Each performance in an experiment is called a trial. For example, if you flip a coin 10 times and record the number of heads, you perform 10 trials of the experiment. If the trials are independent and equally likely, you can estimate the event probability by dividing the number of events by the total number of trials. For example, if you flip 6 heads out of 10 coin tosses, the estimated probability of the event (flipping heads) is:
Number of events ÷ Number of trials = 6 ÷ 10 = 0.6
The SE Fit is in the prediction table when you create the model with Fit Binary Logistic Model. The standard error of the fit (SE fit) estimates the variation in the estimated mean response for the specified variable settings. The calculation of the confidence interval for the mean response uses the standard error of the fit.

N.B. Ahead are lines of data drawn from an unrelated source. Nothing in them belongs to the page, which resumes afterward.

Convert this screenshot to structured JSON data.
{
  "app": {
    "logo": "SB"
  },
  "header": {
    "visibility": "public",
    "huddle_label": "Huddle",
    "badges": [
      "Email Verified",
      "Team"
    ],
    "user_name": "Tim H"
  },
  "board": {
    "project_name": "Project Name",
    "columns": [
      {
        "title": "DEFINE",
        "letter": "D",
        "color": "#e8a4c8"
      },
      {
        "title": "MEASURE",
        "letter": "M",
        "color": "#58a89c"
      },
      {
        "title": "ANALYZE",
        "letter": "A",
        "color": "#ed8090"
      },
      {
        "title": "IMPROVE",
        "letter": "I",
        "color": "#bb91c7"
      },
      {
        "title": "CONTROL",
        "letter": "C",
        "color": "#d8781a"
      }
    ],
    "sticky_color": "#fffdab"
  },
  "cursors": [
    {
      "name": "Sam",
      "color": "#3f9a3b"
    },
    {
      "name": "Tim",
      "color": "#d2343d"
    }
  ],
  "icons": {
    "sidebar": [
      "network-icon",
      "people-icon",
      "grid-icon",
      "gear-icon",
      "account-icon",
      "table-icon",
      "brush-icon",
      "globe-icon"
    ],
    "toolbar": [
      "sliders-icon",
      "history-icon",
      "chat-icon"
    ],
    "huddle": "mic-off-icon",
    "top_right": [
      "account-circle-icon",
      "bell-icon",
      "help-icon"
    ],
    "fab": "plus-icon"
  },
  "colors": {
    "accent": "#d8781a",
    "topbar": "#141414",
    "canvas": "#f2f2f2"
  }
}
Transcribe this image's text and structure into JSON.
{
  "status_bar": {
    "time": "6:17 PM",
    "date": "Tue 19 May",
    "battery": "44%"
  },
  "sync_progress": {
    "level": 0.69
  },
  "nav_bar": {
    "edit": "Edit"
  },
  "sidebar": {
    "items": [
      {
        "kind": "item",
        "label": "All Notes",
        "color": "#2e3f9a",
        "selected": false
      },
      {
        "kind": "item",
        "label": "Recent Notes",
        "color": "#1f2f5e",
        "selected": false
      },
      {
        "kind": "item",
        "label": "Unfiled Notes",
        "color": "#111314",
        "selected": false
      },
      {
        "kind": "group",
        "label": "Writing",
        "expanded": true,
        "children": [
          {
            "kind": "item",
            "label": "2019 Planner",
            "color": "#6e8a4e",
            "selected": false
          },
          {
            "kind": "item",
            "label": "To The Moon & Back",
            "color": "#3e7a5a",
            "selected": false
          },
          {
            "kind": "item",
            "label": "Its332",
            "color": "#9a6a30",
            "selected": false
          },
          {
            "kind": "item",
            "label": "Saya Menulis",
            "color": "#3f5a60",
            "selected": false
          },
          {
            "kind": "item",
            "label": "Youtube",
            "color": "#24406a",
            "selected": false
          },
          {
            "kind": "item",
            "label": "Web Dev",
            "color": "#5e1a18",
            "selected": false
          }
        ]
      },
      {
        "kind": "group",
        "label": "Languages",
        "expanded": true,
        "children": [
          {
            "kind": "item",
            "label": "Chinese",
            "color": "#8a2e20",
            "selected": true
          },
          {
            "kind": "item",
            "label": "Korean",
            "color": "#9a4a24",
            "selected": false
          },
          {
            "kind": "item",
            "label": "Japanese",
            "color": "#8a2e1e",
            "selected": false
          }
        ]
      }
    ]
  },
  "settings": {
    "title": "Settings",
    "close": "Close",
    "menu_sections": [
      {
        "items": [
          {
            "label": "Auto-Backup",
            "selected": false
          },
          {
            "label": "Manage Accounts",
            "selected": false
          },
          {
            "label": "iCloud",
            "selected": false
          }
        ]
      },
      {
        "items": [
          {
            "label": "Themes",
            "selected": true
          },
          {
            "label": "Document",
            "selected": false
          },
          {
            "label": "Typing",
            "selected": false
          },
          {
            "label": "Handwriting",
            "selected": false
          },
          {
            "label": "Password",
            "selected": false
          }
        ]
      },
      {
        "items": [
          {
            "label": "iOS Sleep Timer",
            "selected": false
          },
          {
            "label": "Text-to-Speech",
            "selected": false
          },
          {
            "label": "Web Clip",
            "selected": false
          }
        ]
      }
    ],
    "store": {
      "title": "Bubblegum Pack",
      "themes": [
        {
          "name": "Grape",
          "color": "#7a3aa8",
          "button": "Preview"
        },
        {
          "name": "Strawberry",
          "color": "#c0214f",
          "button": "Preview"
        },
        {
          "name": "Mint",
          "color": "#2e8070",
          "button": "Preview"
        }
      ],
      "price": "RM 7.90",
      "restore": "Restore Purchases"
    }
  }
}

Standard errors are always non-negative.
Use the standard error of the fit to measure the precision of the estimate of the mean response. The smaller the standard error, the more precise the predicted mean response. For example, an analyst develops a model to predict delivery time. For one set of variable settings, the model predicts a mean delivery time of 3.80 days. The standard error of the fit for these settings is 0.08 days. For a second set of variable settings, the model produces the same mean delivery time with a standard error of the fit of 0.02 days. The analyst can be more confident that the mean delivery time for the second set of variable settings is close to 3.80 days.
With the fitted value, you can use the standard error of the fit to create a confidence interval for the mean response. For example, depending on the number of degrees of freedom, a 95% confidence interval extends approximately two standard errors above and below the predicted mean. For the delivery times, the 95% confidence interval for the predicted mean of 3.80 days when the standard error is 0.08 is (3.64, 3.96) days. You can be 95% confident that the population mean is within this range. When the standard error is 0.02, the 95% confidence interval is (3.76, 3.84) days. The confidence interval for the second set of variable settings is narrower because the standard error is smaller.
The confidence interval for the fit is in the prediction table when you create the model with Fit Binary Logistic Model. These confidence intervals (CI) are ranges of values that are likely to contain the event probability for the population that has the observed values of the predictor variables that are in the model.
Because samples are random, two samples from a population are unlikely to yield identical confidence intervals. But, if you sample many times, a certain percentage of the resulting confidence intervals contain the unknown population parameter. The percentage of these confidence intervals that contain the parameter is the confidence level of the interval.
Use the confidence interval to assess the estimate of the fitted value for the observed values of the variables.
For example, with a 95% confidence level, you can be 95% confident that the confidence interval contains the event probability for the specified values of the variables in the model. The confidence interval helps you assess the practical significance of your results. Use your specialized knowledge to determine whether the confidence interval includes values that have practical significance for your situation. If the interval is too wide to be useful, consider increasing your sample size.